Formalmente la richiesta del Pentagono è quella di lasciare ai comandanti sul terreno la decisione su tempi e modi di un ritiro che si annuncia comunque parzialissimo e lentissimo. In pratica si tratta di uno stop, che va a confliggere con le esigenze propagandistiche della Casa Bianca. E’ solo un gioco delle parti, o siamo invece di fronte ad uno scontro vero all’interno dell’establishment americano?

Vedremo, ma uno scontro esiste.

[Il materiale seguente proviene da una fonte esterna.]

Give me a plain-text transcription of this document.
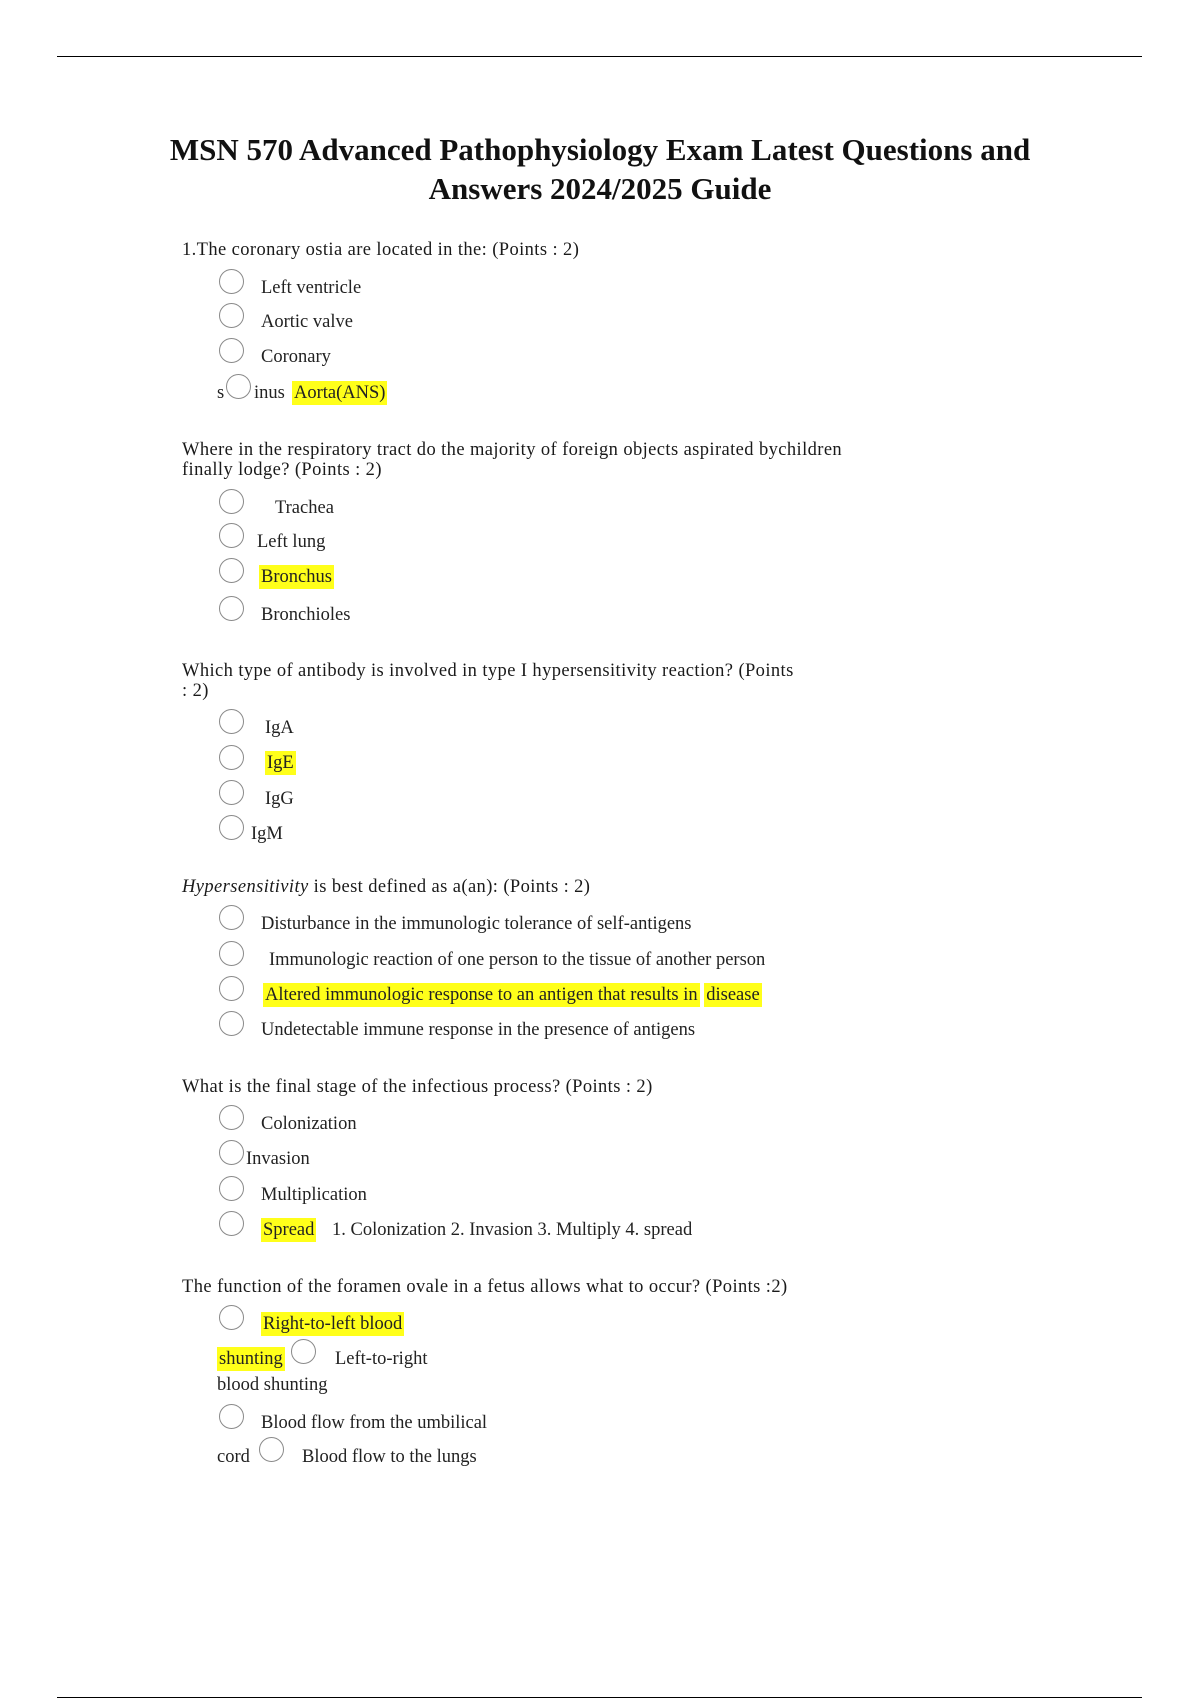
MSN 570 Advanced Pathophysiology Exam Latest Questions and
Answers 2024/2025 Guide
1.The coronary ostia are located in the: (Points : 2)
Left ventricle
Aortic valve
Coronary
s inus Aorta(ANS)
Where in the respiratory tract do the majority of foreign objects aspirated bychildren
finally lodge? (Points : 2)
Trachea
Left lung
Bronchus
Bronchioles
Which type of antibody is involved in type I hypersensitivity reaction? (Points
: 2)
IgA
IgE
IgG
IgM
Hypersensitivity is best defined as a(an): (Points : 2)
Disturbance in the immunologic tolerance of self-antigens
Immunologic reaction of one person to the tissue of another person
Altered immunologic response to an antigen that results in disease
Undetectable immune response in the presence of antigens
What is the final stage of the infectious process? (Points : 2)
Colonization
Invasion
Multiplication
Spread 1. Colonization 2. Invasion 3. Multiply 4. spread
The function of the foramen ovale in a fetus allows what to occur? (Points :2)
Right-to-left blood
shunting	Left-to-right
blood shunting
Blood flow from the umbilical
cord	Blood flow to the lungs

Confrontiamo le parole di Obama con quelle pronunciate da Petraeus durante la visita a Roma.
In una intervista di martedì scorso, Obama ha detto che in Afghanistan «abbiamo compiuto gran parte della nostra missione perché Osama bin Laden è morto, Al Qaeda è in ginocchio e la nazione stabile al punto che i taleban non possono tornare al potere».
Petraeus non ne sembra affatto convinto, come si evince da questa esaltazione dei militari impegnati sul terreno: «Centocinquantamila tra uomini e donne che ogni mattina indossano il giubbotto antiproiettile, mettono l’elmetto in kevlar e escono per il loro duro lavoro contro un nemico forte e insidioso».

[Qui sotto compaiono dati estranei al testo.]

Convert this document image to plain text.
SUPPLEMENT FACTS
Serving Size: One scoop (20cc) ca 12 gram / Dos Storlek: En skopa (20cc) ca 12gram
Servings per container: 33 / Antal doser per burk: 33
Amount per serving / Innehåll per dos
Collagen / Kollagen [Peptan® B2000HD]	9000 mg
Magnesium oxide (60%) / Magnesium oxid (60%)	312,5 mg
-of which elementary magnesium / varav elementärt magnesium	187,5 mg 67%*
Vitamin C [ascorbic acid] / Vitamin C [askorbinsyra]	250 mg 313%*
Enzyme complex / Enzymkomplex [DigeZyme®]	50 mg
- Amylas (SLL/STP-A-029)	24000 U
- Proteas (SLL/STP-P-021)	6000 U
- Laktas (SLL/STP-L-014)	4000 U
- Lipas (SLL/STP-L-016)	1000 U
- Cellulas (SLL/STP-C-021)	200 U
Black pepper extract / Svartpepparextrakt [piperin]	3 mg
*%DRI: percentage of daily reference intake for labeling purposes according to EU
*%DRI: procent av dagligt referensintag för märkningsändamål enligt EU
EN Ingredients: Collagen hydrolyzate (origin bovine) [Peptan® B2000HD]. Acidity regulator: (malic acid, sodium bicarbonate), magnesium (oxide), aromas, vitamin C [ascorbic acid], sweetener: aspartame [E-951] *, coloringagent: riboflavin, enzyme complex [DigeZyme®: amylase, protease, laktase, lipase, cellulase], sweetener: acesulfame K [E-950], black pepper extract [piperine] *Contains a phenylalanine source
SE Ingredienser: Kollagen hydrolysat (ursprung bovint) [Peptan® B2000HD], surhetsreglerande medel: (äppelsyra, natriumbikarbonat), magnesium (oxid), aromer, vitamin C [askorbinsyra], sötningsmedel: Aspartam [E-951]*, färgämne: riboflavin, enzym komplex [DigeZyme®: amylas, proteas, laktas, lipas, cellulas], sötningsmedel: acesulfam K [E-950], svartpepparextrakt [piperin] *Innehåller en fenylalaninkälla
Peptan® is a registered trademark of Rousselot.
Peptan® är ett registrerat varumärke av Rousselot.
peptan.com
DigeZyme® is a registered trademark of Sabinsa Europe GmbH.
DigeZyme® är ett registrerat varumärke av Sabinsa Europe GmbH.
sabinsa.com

Certo, il comandante in capo non può fare a meno di rivendicare i successi: «L’Afghanistan non è più il rifugio di Al Qaeda o di altri estremisti che vogliono colpire i nostri Paesi». Ma «ci saranno dure battaglie. Bisogna essere fermi e fedeli ai nostri principi, credendo nei soldati che servono in Afghanistan».

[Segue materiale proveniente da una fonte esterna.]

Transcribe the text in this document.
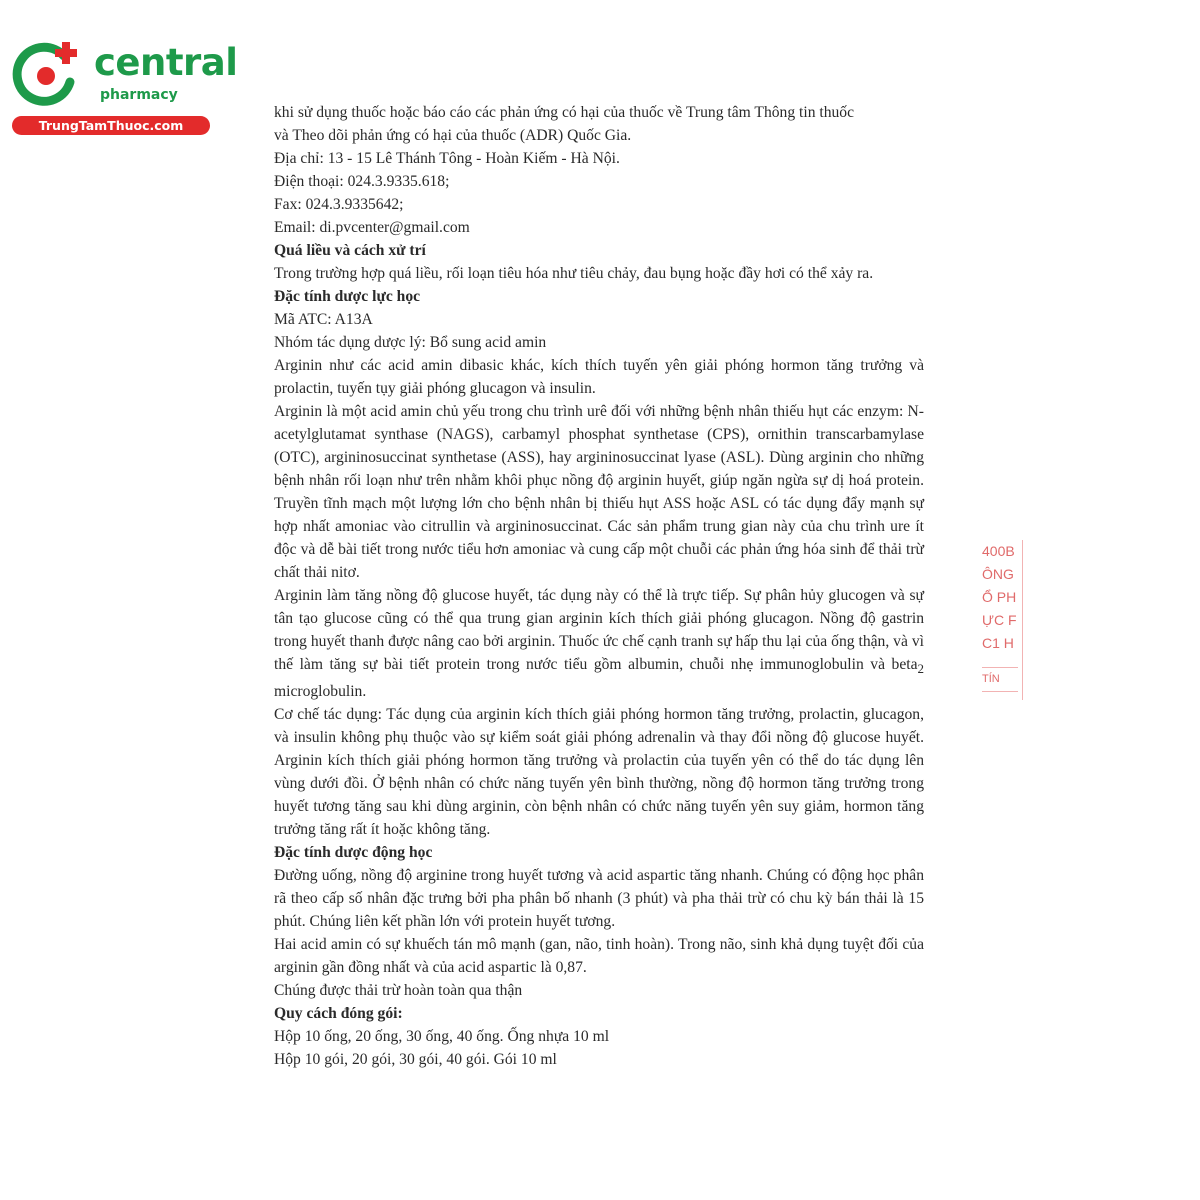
central
pharmacy
TrungTamThuoc.com

khi sử dụng thuốc hoặc báo cáo các phản ứng có hại của thuốc về Trung tâm Thông tin thuốc

và Theo dõi phản ứng có hại của thuốc (ADR) Quốc Gia.

Địa chỉ: 13 - 15 Lê Thánh Tông - Hoàn Kiếm - Hà Nội.

Điện thoại: 024.3.9335.618;

Fax: 024.3.9335642;

Email: di.pvcenter@gmail.com

Quá liều và cách xử trí

Trong trường hợp quá liều, rối loạn tiêu hóa như tiêu chảy, đau bụng hoặc đầy hơi có thể xảy ra.

Đặc tính dược lực học

Mã ATC: A13A

Nhóm tác dụng dược lý: Bổ sung acid amin

Arginin như các acid amin dibasic khác, kích thích tuyến yên giải phóng hormon tăng trưởng và prolactin, tuyến tụy giải phóng glucagon và insulin.

Arginin là một acid amin chủ yếu trong chu trình urê đối với những bệnh nhân thiếu hụt các enzym: N-acetylglutamat synthase (NAGS), carbamyl phosphat synthetase (CPS), ornithin transcarbamylase (OTC), argininosuccinat synthetase (ASS), hay argininosuccinat lyase (ASL). Dùng arginin cho những bệnh nhân rối loạn như trên nhằm khôi phục nồng độ arginin huyết, giúp ngăn ngừa sự dị hoá protein. Truyền tĩnh mạch một lượng lớn cho bệnh nhân bị thiếu hụt ASS hoặc ASL có tác dụng đẩy mạnh sự hợp nhất amoniac vào citrullin và argininosuccinat. Các sản phẩm trung gian này của chu trình ure ít độc và dễ bài tiết trong nước tiểu hơn amoniac và cung cấp một chuỗi các phản ứng hóa sinh để thải trừ chất thải nitơ.

Arginin làm tăng nồng độ glucose huyết, tác dụng này có thể là trực tiếp. Sự phân hủy glucogen và sự tân tạo glucose cũng có thể qua trung gian arginin kích thích giải phóng glucagon. Nồng độ gastrin trong huyết thanh được nâng cao bởi arginin. Thuốc ức chế cạnh tranh sự hấp thu lại của ống thận, và vì thế làm tăng sự bài tiết protein trong nước tiểu gồm albumin, chuỗi nhẹ immunoglobulin và beta$_2$ microglobulin.

Cơ chế tác dụng: Tác dụng của arginin kích thích giải phóng hormon tăng trưởng, prolactin, glucagon, và insulin không phụ thuộc vào sự kiểm soát giải phóng adrenalin và thay đổi nồng độ glucose huyết. Arginin kích thích giải phóng hormon tăng trưởng và prolactin của tuyến yên có thể do tác dụng lên vùng dưới đồi. Ở bệnh nhân có chức năng tuyến yên bình thường, nồng độ hormon tăng trưởng trong huyết tương tăng sau khi dùng arginin, còn bệnh nhân có chức năng tuyến yên suy giảm, hormon tăng trưởng tăng rất ít hoặc không tăng.

Đặc tính dược động học

Đường uống, nồng độ arginine trong huyết tương và acid aspartic tăng nhanh. Chúng có động học phân rã theo cấp số nhân đặc trưng bởi pha phân bố nhanh (3 phút) và pha thải trừ có chu kỳ bán thải là 15 phút. Chúng liên kết phần lớn với protein huyết tương.

Hai acid amin có sự khuếch tán mô mạnh (gan, não, tinh hoàn). Trong não, sinh khả dụng tuyệt đối của arginin gần đồng nhất và của acid aspartic là 0,87.

Chúng được thải trừ hoàn toàn qua thận

Quy cách đóng gói:

Hộp 10 ống, 20 ống, 30 ống, 40 ống. Ống nhựa 10 ml

Hộp 10 gói, 20 gói, 30 gói, 40 gói. Gói 10 ml

400B
ÔNG
Ổ PH
ỰC F
C1 H
TÍN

Il futuro appare dunque incerto, e non è chiaro neppure quale sarà l’effettiva risultante del giro di poltrone di cui abbiamo parlato all’inizio. Due cose sono però certe: in primo luogo la situazione sul terreno non è cambiata negli ultimi mesi, e dunque le affermazioni pessimistiche di Petraeus sono certamente fondate; in secondo luogo, il modello iracheno non potrà avere mai pieno successo in Afghanistan, dato che le forze della Resistenza non si sono fatte dividere come è invece avvenuto nel Paese mesopotamico.

La dimostrazione di questo insuccesso la ritroviamo nelle parole sia di Obama che di Petraeus, che non a caso convergono nell’esibire la spietata uccisione di Bin Laden come l’unico trofeo di una guerra che dura ormai da 10 anni. Un trofeo simbolicamente potente, ma concretamente insignificante, privo com’è di risvolti sostanziali negli sviluppi del conflitto afghano.

Bisognerà dunque attendere le prossime settimane per vedere quali saranno le vere mosse dell’amministrazione americana. L’ultima parola spetterà certamente alla Casa Bianca, ma intanto – per bocca di Gates e Petraeus – il Pentagono ha deciso di dire pesantemente la sua.